If marriage is a civil right that government shouldn't regulate or restrict in any way, then it should not be restricted in any way. Anyone who wants to enter into this kind of contract should be allowed to do so. Siblings should be allowed to marry, and parents should be allowed to marry their children. There is no legal reason why this should not be allowed, provided the parties give consent. Likewise, married people should be allowed to marry, so polygamy and polyandry must be allowed. Again, there is no reason why more than two people can't be signatories of a contract. Likewise, legal entities such as businesses are capable of entering into contracts, so someone shoudl literally be able to marry their job.

"But Mike," you say "You're being ridiculous!" Am I? Show me a compelling legal argument why. The closest to anything I have seen is for someone to point out that the definition of a marriage is between two people. But it's not actually between two people, it's between one man and one woman. Saying it's between two people is already making an arbitrary expansion of the definition to fit a case you want to include. So who's to say others can't expand it to fit cases they want to include? What makes your definition stand the test of time, when no other one will?

But what about existing case law involving the fourteenth amendment. Wasn't it used to expand marriage to include interracial marriage? And isn't being gay just like being black?

Well, let's assume that being gay is like being black (although the jury is out on scientific evidence). The fourteenth amendment didn't give black people the right to marry.

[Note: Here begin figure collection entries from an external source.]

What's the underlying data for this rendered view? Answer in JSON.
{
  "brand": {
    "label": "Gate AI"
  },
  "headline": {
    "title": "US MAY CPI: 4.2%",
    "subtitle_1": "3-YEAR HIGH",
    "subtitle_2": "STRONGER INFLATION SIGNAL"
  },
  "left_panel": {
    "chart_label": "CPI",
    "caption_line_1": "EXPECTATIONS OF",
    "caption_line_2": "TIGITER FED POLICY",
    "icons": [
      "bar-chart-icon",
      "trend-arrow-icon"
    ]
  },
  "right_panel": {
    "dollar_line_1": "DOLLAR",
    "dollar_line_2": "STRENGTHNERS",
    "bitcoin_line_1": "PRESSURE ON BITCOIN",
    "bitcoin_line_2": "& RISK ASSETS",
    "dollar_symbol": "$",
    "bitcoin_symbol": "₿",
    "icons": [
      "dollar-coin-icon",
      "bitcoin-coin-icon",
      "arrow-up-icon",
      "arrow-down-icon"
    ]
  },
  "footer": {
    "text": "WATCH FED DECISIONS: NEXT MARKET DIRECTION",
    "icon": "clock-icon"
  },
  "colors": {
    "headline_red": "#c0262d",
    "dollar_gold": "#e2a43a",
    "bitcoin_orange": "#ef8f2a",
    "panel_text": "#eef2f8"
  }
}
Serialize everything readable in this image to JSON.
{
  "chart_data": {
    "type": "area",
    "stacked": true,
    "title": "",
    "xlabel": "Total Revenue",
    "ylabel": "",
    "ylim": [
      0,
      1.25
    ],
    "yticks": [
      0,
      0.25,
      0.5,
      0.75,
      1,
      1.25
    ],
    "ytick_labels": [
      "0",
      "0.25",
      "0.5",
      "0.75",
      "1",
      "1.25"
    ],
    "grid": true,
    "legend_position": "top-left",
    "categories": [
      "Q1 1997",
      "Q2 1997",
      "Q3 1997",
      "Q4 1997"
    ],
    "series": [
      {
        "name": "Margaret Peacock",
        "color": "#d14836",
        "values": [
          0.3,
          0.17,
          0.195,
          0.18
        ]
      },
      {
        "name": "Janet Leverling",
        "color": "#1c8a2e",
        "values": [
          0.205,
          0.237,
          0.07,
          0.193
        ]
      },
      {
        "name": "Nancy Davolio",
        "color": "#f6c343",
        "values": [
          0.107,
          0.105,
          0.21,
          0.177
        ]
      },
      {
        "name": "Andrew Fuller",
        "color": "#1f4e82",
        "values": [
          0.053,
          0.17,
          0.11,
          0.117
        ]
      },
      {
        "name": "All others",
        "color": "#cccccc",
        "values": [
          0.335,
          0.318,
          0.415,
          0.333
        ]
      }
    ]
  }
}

They were already married. And marriages between blacks were not considered inferior or different in any way from marriages between whites. What the court ruled was that interracial marriages were no less marriages because they people didn't like them. But it did not change the definition of marriage or couples. As I pointed out, homosexuals are free to marry other homosexuals. They are free to marry heterosexuals.

I could write so much more on the subject, had I the time, but I think what i have written is sufficient to show that same sex marriage does not fall under the umbrella of a civil right, and certainly not a basic right (like the right to bear arms). I'm open to discussion on the matter, but the only responses I have received was to be called names. I don't consider that to be a cogent argument.

2 comments:

There you go again Mike...trying to upend current thought with reason and logic. Don't waste your time. It seems to me that there's a concerted effort to make this a "bizarro" world where up is down and down is up...and it's picking up steam and increasing in velocity. The demographics are against you...and the institutions are controlled by the folks immune to logic and reason. I applaud your effort, but you are truly "pissing in the wind."

I agree. I mean consider the Supreme Court's decision on the "Affordable" Health Care Act (aka Obamacare). It was unconstitutional unless it was a tax. So they declared it a tax. But as a tax it's unconstitutional because it violates the origination clause (http://en.wikipedia.org/wiki/Origination_Clause). So we have a bizarro world where it is both a tax and not a tax, just to justify its existence.

But as for pissing in the wind, I remind you of 12 poor uneducated men who set out in opposition to the greatest empire in the world. Not that I'm considering myself equal to them, but I do have a strong feeling that the Church they founded will be around when mankind has forgotten the "E Plebnista."